Calibration and evaluation of a carbonate microsensor for studies of the marine inorganic carbon system

Accurate and rapid determination of inorganic carbon constituents in ocean environments is important for understanding the carbon cycle, especially in the context of ocean-acidification research. A microsensor capable of directly measuring carbonate ion (CO₃ ^2–) concentrations would be desirable. In this study, a carbonate microsensor with a polymeric liquid membrane was fabricated, and two calibration methods were used to evaluate its performance. The first method was based on continuous titration. Small increments of HCl were added to seawater or Na₂CO₃ solution to adjust the total alkalinity and pH values and thus obtain a series of carbonate concentrations.

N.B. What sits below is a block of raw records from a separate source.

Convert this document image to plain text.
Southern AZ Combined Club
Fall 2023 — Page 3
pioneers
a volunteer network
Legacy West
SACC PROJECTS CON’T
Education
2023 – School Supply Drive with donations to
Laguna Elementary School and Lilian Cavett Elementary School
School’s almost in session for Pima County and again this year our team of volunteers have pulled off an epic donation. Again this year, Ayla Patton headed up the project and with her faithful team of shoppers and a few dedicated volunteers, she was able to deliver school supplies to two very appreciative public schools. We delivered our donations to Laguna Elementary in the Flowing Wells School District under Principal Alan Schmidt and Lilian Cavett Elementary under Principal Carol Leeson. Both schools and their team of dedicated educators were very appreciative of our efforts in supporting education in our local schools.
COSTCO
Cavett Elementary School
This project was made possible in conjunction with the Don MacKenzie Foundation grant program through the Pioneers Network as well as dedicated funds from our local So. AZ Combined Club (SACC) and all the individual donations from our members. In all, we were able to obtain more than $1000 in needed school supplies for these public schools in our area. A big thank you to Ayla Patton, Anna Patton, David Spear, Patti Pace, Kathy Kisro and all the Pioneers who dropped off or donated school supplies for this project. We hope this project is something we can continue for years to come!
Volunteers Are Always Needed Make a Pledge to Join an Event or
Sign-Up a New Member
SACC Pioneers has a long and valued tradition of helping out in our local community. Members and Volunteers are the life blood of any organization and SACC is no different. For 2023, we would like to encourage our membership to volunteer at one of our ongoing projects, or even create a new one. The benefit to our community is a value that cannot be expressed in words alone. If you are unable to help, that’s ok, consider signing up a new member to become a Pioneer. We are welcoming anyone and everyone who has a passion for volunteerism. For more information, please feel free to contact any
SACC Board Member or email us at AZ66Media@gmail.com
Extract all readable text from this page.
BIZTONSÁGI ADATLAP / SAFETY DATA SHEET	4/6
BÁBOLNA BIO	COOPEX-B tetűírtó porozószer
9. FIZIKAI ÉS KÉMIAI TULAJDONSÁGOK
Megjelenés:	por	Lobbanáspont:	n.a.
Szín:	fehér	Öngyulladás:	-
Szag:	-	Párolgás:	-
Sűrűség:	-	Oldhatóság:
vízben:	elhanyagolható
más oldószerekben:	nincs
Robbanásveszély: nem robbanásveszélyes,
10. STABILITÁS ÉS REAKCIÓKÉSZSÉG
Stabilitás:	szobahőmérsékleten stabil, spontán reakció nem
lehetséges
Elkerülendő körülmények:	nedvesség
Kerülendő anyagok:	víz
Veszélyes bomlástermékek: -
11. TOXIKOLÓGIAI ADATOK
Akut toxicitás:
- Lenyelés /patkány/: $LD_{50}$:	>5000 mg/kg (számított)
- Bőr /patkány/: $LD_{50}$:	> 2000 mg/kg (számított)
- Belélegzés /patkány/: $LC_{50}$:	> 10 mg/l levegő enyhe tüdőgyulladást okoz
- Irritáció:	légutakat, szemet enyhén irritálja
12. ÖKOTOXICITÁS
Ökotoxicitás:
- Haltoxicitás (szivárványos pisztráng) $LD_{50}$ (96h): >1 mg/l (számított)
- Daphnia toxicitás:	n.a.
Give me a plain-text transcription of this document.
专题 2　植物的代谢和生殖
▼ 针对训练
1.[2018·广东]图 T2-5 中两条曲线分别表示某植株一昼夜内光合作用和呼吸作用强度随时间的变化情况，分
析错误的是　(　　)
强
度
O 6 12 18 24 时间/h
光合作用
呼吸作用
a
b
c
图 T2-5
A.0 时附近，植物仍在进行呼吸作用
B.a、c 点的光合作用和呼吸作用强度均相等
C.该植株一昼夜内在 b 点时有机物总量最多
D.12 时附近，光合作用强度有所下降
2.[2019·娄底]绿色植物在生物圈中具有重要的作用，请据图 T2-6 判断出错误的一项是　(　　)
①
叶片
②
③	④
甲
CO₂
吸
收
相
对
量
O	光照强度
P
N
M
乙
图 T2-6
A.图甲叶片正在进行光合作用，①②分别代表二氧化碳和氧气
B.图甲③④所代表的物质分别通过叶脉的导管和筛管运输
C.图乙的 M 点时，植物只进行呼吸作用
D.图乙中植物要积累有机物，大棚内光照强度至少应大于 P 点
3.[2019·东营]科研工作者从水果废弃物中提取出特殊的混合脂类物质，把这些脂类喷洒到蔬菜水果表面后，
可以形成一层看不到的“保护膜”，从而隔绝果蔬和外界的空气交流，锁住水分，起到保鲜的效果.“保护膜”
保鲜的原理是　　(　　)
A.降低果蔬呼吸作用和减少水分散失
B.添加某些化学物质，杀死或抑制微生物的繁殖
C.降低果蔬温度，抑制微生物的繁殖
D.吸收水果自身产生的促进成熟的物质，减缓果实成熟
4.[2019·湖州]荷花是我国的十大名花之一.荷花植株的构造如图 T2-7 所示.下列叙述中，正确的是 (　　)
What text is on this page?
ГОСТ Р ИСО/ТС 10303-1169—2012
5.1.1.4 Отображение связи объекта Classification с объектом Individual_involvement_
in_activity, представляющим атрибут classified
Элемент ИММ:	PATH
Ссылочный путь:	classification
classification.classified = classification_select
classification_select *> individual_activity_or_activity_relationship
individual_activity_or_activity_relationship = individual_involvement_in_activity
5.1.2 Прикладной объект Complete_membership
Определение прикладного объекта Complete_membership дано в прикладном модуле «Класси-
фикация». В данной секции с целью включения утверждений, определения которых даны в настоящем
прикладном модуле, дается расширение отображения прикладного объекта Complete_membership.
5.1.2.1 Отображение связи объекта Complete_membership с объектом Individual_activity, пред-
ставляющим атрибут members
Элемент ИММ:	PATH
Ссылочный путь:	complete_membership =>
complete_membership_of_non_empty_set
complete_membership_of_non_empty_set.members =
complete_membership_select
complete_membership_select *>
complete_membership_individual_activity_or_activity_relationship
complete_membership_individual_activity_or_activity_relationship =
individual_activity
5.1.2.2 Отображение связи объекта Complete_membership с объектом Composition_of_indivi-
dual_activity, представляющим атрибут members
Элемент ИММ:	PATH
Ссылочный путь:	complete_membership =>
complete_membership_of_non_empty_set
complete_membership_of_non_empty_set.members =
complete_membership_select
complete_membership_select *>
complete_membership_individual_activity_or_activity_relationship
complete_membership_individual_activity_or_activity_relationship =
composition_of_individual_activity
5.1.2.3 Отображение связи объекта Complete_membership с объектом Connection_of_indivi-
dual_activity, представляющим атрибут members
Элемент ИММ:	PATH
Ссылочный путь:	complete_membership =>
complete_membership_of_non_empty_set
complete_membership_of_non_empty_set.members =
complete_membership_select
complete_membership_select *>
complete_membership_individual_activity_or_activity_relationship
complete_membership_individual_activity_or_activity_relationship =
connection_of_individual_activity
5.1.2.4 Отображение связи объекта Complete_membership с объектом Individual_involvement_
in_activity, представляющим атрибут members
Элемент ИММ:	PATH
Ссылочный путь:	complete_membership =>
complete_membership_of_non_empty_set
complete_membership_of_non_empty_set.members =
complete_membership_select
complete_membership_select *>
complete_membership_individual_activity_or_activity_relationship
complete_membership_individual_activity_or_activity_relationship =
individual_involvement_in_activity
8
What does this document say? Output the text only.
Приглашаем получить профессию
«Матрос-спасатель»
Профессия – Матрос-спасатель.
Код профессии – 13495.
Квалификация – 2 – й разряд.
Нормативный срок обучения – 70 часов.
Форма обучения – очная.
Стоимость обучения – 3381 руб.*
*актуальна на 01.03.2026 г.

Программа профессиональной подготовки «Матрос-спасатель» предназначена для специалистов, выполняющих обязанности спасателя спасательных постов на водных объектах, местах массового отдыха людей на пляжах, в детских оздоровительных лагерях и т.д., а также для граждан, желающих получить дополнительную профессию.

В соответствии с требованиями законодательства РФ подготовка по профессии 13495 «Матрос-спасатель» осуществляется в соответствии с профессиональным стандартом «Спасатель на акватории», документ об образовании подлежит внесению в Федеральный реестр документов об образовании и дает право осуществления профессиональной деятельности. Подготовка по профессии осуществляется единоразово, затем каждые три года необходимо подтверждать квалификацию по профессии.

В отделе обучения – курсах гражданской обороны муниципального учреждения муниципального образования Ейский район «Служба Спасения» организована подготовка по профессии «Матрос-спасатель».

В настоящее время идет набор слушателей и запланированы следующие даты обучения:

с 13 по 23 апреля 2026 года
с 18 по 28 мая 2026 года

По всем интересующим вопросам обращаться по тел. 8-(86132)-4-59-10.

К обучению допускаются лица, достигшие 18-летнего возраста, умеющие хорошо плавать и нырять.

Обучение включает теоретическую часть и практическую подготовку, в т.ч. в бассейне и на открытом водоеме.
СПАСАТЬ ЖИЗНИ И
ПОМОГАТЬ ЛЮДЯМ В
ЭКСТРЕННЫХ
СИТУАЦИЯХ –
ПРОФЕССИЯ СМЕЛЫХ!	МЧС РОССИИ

The second method used a series of discrete standards. Varying amounts of HCl or NaOH were added to separate seawater aliquots, and the CO₃ ^2– concentration of each standard was calculated from the resulting total alkalinity and total dissolved inorganic carbon. Both methods were found to be adequate for achieving accurate calibration of the CO₃ ^2– sensor, and both are suitable for field work. The discrete standards method, however, is more convenient and may provide a better linear range at low CO₃ ^2– concentrations (detection range: 2–300 μmol/kg) than the continuous titration method in seawater (detection range: 10–250 μmol/kg). This CO₃ ^2– microsensor can be used for 5–7 d and detects changes in carbonate concentration as low as 2 μmol/kg in the inorganic carbon constituents of the environments where marine calcareous organisms grow. The CO₃ ^2– microelectrode was further assessed by applying it to the measurement of pore-water CO₃ ^2– concentration profiles in a marine sediment core.